Afterwards, we simply pass the message along from a controller after some validation:

@RestController
@RequestMapping("/v1")
public class ReceiptController {

    @Autowired
    private EventGateway eventGateway;

    @Autowired
    private ReceiptMapper mapper; // mapStruct based bean mapper

    @PostMapping("/receipts")
    public void createReceipt(@RequestBody @Valid Receipt receipt) {
        var mappedReceipt = mapper.receiptToAvro(receipt);
        eventGateway.publish(mappedReceipt);
    }

}

This approach works in general: incoming messages are validated, transformed into an Avro based format, and then written to Kafka.

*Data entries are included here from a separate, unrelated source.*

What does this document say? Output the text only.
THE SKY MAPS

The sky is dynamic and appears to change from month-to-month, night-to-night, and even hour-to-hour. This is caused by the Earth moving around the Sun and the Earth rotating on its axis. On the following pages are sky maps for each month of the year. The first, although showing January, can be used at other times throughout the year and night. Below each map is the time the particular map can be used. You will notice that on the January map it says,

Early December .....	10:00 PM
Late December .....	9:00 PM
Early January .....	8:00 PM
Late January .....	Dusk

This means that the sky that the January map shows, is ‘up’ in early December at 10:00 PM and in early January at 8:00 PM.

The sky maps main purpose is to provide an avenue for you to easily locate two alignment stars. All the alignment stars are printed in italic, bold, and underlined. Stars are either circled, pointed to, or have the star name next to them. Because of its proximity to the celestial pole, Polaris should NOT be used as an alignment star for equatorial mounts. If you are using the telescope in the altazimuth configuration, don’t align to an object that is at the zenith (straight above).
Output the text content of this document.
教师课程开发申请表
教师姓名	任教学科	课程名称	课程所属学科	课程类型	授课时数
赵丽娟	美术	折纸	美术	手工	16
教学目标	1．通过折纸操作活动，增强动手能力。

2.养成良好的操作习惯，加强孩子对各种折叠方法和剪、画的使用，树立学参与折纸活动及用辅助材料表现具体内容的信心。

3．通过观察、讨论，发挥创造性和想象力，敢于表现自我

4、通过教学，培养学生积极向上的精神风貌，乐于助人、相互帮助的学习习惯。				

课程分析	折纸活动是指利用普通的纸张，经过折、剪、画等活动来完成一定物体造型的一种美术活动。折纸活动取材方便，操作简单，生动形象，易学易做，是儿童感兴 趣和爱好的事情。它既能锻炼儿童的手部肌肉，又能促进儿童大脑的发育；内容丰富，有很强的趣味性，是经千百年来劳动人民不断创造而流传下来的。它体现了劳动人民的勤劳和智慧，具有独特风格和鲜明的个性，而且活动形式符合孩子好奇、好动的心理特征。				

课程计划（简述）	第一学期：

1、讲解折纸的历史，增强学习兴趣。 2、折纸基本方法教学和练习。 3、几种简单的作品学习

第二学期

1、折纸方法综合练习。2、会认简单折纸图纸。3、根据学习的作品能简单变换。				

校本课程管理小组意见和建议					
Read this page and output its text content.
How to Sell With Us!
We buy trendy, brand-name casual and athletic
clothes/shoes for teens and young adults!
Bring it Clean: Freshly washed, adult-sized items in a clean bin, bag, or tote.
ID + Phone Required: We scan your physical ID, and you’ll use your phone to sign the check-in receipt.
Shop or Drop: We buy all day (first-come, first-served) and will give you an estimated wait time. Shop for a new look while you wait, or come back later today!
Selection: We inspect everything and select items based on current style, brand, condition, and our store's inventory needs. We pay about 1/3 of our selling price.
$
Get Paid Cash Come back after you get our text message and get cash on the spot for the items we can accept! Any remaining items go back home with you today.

However, I dug into the implementation to make sure I understand what Axon is doing under the hood and came across the org.axonframework.eventhandling.AbstractEventBus#publish method. Relevant lines:

143            try {
144                prepareCommit(intercept(eventsWithContext));
145                commit(eventsWithContext);
146                afterCommit(eventsWithContext);
147                ingested.forEach(MessageMonitor.MonitorCallback::reportSuccess);
148            } catch (Exception e) {
149                ingested.forEach(m -> m.reportFailure(e));
150                throw e;
151            }

which in turn invokes org.axonframework.eventsourcing.eventstore.AbstractEventStore#prepareCommit:

64    @Override
65    protected void prepareCommit(List<? extends EventMessage<?>> events) {
66        storageEngine.appendEvents(events);
67        super.prepareCommit(events);
68    }

since I have axon.axonserver.enabled: true set by default, the Event Storage Engine implementation is the AxonIQEventStorageEngine which causes the message to be sent to the Axon Server by default in org.axonframework.axonserver.connector.event.axon.AxonServerEventStore.AxonIQEventStorageEngine#appendEvents :

Notably in line 458, this message is actually not only serialized before I expected it to be (during the send() method of the KafkaProducer), but sent to the Axon Server too.

If I set axon.axonserver.enabled: false then by default the org.axonframework.eventsourcing.eventstore.jpa.JpaEventStorageEngine is used, which doesn’t quite work for my use case out of the box and causes some other cascading failures (haven’t looked at them in detail yet).

In our use case, it’s not strictly necessary to send the event to the Axon Server - in fact it’s detrimental since this would mean a huge throughput spike to it that’s relatively pointless (as we publish via Kafka).

I would have thought that the presence of the axon-kafka-spring-boot-starter module would set up a kind of ‘no-op’ EventStorageEngine and simply forwarded all events to the KafkaProducer that is set up, but I couldn’t find such an implementation.

We would still like to be able to generally use the Axon Server for basic monitoring and service discovery with other Axon Services, but I’m beginning to think that our use case precludes using Axon at all in this instance.

Can anyone shed a bit of light as to how the Kafka extension is meant to be used? Is it meant to be used in addition to storing the events in e.g. Axon Server, as opposed to not storing them in an event store and just pushing them to an event bus?

Help would be greatly appreciated.

Hi Filpano,

I do think the extension was originally meant to be used without Axon Server. That doesn’t mean you can’t combine them through. However, that might sometimes create additional complexity.

From what you described it seems like the Kafka messages are not related to any Axon messages. If that is the case, you might use just spring-kafka, and maybe even put them in a seperate service. It depends, if its using Axon Server just for subscription queries, it might be easiest to just configure the components needed for just that.

If they are related, than an example might help. This project add Kafka integration both ways by adding three things. The kafka-legacy producer is just a simulation of some external app sending messages to Kafka. The kafka-legacy-consumer will consume those messages and turn them into commands wich go to axon server. The kafka-event-emitter will publish some of the events from Axon Server to Kafka.

I hope the example helps. I think the main problem resides in Kafka not being capable of being an EventStorageEngine so you still get the one from Axon Server.